I’m aware that I’m rare
After a while you get used to it. The barely suppressed delight on the face of the newly minted intern or medical student who has only read about your condition and now sees an actual specimen in the wild. I’ve become accustomed to groups of doctors listening in on exams while steadfastly taking notes as my history is rattled off once again.
My way of dealing with it is through encouragement. Hey, here I am with all of my textbook symptoms, look and learn about the seemingly unconnected set of symptoms that all add up to make-up my rare disease. After all, I am the one who has lived through the diagnoses and treatment of three separate occurrences of Cushing’s Disease over the last 18 years, so who better to tell you what it’s really like?
So ask all the questions you like. I’m happy to answer them. I’d much rather educate than have someone else be told it’s all in her head, which, as it turned out in my case was a version of the truth, since that is where my pituitary was located.
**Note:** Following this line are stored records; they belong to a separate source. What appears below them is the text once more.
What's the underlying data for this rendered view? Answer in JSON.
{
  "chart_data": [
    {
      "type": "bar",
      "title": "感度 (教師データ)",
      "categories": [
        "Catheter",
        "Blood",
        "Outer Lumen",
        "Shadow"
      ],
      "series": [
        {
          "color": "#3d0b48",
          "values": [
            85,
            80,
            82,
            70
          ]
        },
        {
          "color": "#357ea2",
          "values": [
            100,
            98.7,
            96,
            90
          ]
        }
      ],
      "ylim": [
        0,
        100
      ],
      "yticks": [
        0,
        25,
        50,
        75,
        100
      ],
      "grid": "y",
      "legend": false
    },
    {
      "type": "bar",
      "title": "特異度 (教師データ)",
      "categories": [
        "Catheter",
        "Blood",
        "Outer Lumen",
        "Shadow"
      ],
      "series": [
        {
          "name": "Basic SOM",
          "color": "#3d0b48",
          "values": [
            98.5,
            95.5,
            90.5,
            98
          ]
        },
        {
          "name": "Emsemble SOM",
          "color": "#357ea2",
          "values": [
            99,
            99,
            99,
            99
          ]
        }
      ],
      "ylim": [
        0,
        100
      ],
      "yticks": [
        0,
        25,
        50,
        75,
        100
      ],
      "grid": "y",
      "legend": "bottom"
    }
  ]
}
And the asking of questions does not stop at medical personnel. I have a close friend who always, when she checks in on me from the other side of the country (and at times, the other side of the world), asks about my latest health issues. Then she goes and looks them up. Her taking extra the time to educate herself in what’s going on means the world to me. She knows what comes along with each new diagnosis and what questions to ask.
I realize that not everyone is as inclined have an open door policy when it comes to health, and that’s okay too. It’s a personal decision to take that step toward sharing, one that took me a long time to get to, so I understand if you would prefer to keep your details under wraps.
So, yes, I am aware that I am rare and I’m happy to share. Asking to learn about what’s going on just shows me that you care.